Need reassurance about school - its not all bad, is it?!

(154 Posts)
mamalost Thu 24-Jan-13 23:01:46

I was planning on HE-ing DD for at least reception (she is due to start in Sept) but it is not going to work out at the moment. In the last few months I have spent A. LOT. of time reading about home educating etc and I really believe in it even though we can't practically make it happen at the moment... I have sent in an application for reception and now am feeling like a massive failure and like I am going to damage my children by sending them to school. Please - tell me its not all horrible children on the playground, nasty teachers, strict rules and pointless lining up? I am so worried about DD starting school, I feel ill just thinking about it and its months away. sad

cory Sat 26-Jan-13 12:35:34

Personally, I think HE can be a brilliant thing if you do it because you have a lot to offer and can provide plenty of outside stimulus and contacts- as many HE'ers can. It has worked brilliantly for my friend- and I'm not sure I wouldn't want to be HE'ed by her myself grin

But to do it because you want to keep your child kept in the family cocoon and protected from knowing that other families are different (of which there was more than a hint in the OPs posts) seems a less positive path to go down.

StripiestSocks Sat 26-Jan-13 12:45:34

It has been proven the biggest single factor influencing learning outcomes is class sizes, they do not cover the ground in a class that they do in small groups.

ShipwreckedAndComatose Sat 26-Jan-13 12:50:44

I was a teacher, I know how little can be achieved in a week!

With due respect, it's a poor teacher who achieves little in a week and my DC's have had a much more positive experience than you express in your time as a teacher.

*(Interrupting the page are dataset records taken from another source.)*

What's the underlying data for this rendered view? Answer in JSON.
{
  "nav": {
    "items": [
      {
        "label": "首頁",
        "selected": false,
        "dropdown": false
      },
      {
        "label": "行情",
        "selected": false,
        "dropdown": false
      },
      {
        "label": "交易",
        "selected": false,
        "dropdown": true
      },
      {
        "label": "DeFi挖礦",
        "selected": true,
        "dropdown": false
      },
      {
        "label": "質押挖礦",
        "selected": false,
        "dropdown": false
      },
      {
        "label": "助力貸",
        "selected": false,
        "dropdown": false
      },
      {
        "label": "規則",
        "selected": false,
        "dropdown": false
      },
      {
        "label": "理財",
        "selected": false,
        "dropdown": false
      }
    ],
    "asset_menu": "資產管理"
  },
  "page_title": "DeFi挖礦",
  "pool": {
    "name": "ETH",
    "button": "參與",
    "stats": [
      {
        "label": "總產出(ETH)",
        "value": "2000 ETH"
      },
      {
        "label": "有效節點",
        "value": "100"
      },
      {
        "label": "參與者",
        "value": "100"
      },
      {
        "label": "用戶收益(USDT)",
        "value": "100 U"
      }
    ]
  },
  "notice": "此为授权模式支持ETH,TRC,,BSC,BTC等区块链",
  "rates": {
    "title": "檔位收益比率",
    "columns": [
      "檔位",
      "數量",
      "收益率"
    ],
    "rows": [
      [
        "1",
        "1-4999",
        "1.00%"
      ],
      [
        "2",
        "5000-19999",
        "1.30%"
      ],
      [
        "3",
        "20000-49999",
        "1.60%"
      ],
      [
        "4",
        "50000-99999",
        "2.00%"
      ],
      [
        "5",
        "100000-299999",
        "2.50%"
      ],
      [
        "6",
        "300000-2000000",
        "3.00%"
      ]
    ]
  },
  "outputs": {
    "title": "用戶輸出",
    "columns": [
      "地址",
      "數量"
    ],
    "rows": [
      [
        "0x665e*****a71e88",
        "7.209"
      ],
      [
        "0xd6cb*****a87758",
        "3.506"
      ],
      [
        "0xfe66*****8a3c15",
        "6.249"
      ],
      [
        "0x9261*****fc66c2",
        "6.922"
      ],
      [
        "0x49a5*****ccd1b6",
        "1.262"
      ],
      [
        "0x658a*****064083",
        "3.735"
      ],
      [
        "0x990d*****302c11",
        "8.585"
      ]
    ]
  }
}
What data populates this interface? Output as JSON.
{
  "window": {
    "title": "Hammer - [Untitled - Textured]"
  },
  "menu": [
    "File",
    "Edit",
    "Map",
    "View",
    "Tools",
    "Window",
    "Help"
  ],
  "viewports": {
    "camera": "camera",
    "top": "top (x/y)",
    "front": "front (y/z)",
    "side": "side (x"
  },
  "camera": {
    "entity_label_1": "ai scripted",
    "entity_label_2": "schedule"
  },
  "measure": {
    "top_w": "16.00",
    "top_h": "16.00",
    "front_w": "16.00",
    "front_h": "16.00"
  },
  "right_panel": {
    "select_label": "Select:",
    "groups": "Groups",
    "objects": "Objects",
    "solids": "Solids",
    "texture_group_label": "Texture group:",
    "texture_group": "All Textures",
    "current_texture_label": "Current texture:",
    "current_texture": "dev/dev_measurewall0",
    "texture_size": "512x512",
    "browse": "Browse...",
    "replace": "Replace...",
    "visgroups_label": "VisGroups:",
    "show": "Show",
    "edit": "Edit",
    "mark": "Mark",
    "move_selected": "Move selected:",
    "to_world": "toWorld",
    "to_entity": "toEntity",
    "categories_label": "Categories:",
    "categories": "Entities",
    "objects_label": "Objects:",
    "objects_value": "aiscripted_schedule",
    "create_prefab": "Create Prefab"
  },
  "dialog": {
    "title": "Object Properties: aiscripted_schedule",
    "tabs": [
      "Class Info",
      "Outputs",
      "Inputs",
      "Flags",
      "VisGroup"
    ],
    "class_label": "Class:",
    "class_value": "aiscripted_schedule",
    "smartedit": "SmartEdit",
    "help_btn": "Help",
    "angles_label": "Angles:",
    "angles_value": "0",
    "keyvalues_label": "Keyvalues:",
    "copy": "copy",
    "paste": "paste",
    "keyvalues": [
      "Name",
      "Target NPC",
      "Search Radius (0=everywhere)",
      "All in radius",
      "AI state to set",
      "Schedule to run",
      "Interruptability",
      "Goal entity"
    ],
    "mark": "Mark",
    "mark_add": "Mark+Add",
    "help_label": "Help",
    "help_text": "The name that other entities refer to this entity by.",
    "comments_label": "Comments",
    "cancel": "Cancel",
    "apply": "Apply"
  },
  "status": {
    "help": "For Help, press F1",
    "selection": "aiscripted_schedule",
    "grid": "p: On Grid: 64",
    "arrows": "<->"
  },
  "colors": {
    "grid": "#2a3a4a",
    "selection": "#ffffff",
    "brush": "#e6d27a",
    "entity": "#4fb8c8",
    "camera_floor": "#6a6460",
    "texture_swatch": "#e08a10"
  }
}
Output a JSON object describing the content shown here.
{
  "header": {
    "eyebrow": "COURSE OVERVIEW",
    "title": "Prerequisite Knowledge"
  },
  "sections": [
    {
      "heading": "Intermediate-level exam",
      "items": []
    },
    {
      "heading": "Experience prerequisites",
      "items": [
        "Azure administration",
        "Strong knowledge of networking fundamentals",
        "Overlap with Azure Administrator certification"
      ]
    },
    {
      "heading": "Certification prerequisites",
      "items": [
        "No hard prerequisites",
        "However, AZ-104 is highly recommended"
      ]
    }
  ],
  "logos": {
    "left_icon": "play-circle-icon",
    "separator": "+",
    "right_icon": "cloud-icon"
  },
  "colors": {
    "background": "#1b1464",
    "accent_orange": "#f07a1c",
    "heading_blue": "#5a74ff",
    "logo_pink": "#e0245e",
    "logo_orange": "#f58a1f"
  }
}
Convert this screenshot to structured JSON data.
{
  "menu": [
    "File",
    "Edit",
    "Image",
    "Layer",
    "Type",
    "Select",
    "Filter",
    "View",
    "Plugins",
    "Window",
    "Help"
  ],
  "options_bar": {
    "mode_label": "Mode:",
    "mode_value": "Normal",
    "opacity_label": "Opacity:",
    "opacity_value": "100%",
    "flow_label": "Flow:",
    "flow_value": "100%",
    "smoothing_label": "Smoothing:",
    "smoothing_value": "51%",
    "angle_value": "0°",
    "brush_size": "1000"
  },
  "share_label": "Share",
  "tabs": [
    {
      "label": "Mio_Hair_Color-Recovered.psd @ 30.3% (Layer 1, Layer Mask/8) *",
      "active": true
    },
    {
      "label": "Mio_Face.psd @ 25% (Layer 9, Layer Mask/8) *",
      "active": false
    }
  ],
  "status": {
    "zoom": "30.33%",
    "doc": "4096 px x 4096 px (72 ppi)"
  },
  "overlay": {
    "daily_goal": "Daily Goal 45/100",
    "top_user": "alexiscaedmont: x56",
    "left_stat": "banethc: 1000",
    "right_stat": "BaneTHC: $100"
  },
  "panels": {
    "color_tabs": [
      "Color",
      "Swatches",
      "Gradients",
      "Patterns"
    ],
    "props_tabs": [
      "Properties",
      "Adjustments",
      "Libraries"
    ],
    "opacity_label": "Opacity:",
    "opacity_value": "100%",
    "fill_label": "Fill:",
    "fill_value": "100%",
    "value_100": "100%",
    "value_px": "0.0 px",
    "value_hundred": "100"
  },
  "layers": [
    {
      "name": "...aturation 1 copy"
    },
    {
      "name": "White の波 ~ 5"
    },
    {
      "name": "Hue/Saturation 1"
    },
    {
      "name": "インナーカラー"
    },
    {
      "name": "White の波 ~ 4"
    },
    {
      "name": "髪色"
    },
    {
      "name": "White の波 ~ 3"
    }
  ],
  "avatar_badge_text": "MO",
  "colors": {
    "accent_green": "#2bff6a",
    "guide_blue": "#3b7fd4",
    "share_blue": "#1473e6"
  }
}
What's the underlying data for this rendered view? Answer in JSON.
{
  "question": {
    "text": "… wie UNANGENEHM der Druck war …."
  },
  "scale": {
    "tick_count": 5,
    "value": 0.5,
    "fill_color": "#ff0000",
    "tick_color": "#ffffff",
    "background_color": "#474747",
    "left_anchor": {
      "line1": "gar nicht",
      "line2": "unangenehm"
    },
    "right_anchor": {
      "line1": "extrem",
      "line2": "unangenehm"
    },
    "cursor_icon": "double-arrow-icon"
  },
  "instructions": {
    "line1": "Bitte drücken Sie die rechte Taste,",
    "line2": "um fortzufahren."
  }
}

You talk about cheap shots but personally I find this comment and your comment about 'office fodder' very cheap too.

Shall we stick to trying to help the op?

StripiestSocks Sat 26-Jan-13 12:52:25

I have to say for me personally, the best thing about school was the time I spent with friends and I would expect most kids to say the same. Because that is what school has going for it - there are loads of kids to entertain you in the massive boring bits between the tiny pieces of learning.

StripiestSocks Sat 26-Jan-13 12:56:27

I did not achieve comparatively little, I was not doing worse than others, but if you cut a class to six you get more done. This is one of the key reasons why private education outstrips state.

marriedinwhite Sat 26-Jan-13 12:59:52

We live in zone 2 OP - not quite inner City. Our DC went to the local church school. They have very fond memories of it. The tests weren't in their faces at all; the teachers were, on the whole lovely, and usually the dc had a brilliant day. Of course, sometimes they had a bad day; but not usually over much and I have bad days too sometimes.

Of course there was a bit of roughty toughty stuff in the playground but that's normal and easily avoided. FWIW I have the shyest, gentlest, most sensitive dd you could imagine - she was fine.

Give it a go; go with the flow and if you feel a bit insecure then offer to help - schools love help - and see how lovely it is for yourself and for reassurance.

cory Sat 26-Jan-13 13:05:39

StripiestSocks Sat 26-Jan-13 12:52:25
"I have to say for me personally, the best thing about school was the time I spent with friends and I would expect most kids to say the same. Because that is what school has going for it - there are loads of kids to entertain you in the massive boring bits between the tiny pieces of learning. "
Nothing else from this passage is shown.